Financial Results
JP Morgan Reports Higher Asset, Wealth Net Income

As is customary, the US-listed group started the quarterly financial reporting season.
JP Morgan kicked
off the fourth quarter of the 2023 reporting season by announcing
that net income in its asset and wealth management arm –
including its private bank – rose 7 per cent year-on-year to
$1.217 billion. Net revenue in the AWM business rose 11 per cent
to $5.095 billion.
Last year, JP Morgan bought crisis-hit First Republic (one of
several banks, such as Silicon Valley Bank) that was hit by the
impact of rising interest rates, among other factors.

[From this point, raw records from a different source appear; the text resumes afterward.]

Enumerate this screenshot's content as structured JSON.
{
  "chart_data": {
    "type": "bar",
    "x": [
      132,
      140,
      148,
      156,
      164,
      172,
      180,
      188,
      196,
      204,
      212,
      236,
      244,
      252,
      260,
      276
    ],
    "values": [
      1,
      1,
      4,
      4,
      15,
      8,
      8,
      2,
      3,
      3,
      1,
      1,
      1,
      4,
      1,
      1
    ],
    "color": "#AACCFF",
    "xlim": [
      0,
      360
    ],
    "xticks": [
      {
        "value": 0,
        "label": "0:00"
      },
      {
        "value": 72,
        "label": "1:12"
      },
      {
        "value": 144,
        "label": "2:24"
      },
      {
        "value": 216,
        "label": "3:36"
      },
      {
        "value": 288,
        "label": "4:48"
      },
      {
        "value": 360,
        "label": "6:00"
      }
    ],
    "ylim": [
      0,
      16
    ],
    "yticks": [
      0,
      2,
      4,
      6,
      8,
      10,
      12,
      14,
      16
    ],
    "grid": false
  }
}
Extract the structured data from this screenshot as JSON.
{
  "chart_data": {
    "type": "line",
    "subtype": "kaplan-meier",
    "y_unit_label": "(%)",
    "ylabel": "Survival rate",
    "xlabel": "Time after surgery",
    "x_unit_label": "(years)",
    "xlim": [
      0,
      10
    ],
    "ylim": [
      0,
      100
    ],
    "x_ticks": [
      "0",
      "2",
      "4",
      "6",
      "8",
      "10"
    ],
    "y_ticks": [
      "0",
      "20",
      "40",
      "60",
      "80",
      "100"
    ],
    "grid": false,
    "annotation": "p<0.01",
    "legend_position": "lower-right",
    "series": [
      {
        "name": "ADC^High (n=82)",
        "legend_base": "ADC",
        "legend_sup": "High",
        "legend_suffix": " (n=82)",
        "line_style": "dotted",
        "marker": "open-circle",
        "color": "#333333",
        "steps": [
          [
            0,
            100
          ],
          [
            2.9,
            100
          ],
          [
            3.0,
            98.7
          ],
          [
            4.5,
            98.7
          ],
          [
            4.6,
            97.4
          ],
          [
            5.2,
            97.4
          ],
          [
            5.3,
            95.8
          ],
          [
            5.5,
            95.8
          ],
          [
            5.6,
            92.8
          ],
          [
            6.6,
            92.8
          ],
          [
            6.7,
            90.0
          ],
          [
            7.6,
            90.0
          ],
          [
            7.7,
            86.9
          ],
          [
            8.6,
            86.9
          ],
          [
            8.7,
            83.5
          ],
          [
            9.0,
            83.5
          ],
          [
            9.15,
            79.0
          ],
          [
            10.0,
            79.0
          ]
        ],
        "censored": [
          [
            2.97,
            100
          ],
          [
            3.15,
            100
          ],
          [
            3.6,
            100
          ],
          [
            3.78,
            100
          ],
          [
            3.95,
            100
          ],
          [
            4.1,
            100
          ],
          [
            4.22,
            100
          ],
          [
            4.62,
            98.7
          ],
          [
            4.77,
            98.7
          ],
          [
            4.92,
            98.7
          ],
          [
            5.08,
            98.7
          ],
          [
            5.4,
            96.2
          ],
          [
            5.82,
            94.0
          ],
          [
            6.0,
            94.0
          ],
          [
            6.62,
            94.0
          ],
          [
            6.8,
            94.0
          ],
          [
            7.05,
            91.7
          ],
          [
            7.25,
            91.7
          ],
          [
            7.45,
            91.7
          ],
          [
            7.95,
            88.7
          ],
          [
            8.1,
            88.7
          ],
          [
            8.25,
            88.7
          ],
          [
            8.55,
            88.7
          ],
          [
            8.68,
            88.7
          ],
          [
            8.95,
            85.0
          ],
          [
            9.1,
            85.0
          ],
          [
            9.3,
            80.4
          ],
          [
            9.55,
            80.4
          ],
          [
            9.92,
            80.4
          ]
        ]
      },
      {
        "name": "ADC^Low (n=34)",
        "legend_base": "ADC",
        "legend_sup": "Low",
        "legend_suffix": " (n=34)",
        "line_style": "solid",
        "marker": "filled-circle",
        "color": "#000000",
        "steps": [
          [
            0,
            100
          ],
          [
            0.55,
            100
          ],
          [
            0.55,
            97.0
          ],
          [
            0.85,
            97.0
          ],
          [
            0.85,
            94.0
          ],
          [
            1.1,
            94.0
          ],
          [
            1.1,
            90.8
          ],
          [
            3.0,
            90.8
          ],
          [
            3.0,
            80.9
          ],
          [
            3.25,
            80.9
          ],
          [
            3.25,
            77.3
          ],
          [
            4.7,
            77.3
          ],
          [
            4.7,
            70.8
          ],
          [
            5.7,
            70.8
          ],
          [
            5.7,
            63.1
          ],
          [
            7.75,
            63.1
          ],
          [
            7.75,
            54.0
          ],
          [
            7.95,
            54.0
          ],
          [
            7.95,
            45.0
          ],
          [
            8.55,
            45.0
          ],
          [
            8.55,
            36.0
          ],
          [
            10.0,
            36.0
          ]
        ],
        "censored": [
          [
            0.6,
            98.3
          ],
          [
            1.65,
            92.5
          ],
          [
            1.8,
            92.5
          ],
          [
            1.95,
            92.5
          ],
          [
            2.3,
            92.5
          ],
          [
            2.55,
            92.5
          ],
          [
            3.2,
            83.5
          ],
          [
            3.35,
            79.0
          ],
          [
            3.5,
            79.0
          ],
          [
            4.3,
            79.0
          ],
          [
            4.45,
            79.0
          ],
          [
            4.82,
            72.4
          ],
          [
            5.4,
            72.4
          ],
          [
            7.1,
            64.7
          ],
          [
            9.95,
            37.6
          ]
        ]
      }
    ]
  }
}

When the
First Republic acquisition is taken out, net revenue rose 2 per
cent on a year ago, the US bank said in a statement on
Friday.
Revenue rose on the back of higher management fees resulting
from strong net inflows and higher average market levels,
although lower net interest income offset some of that impact. On
the cost side of the equation, noninterest rose 12 per cent, or
11 per cent excluding the First Republic deal, driven by higher
compensation, growth in private banker advisor teams, and the
effect of closing the JP Morgan Asset Management China
acquisition.
Total assets under management stood at $3.4 trillion; total
client assets were $5 trillion at the end of December 2023, each
rising 24 per cent.
Across the JP Morgan business, covering all divisions, net income
fell 15 per cent on a year ago in Q4 2023, to $9.307
billion. Net revenue rose 12 per cent to $38.574 billion,
the firm said.
At the end of December JP Morgan had a Common Equity Tier 1 ratio
– a standard measure of a bank’s capital buffer – of 15 per cent
on an advanced basis. The bank had a return on common equity of
12 per cent, down from 16 per cent a year earlier.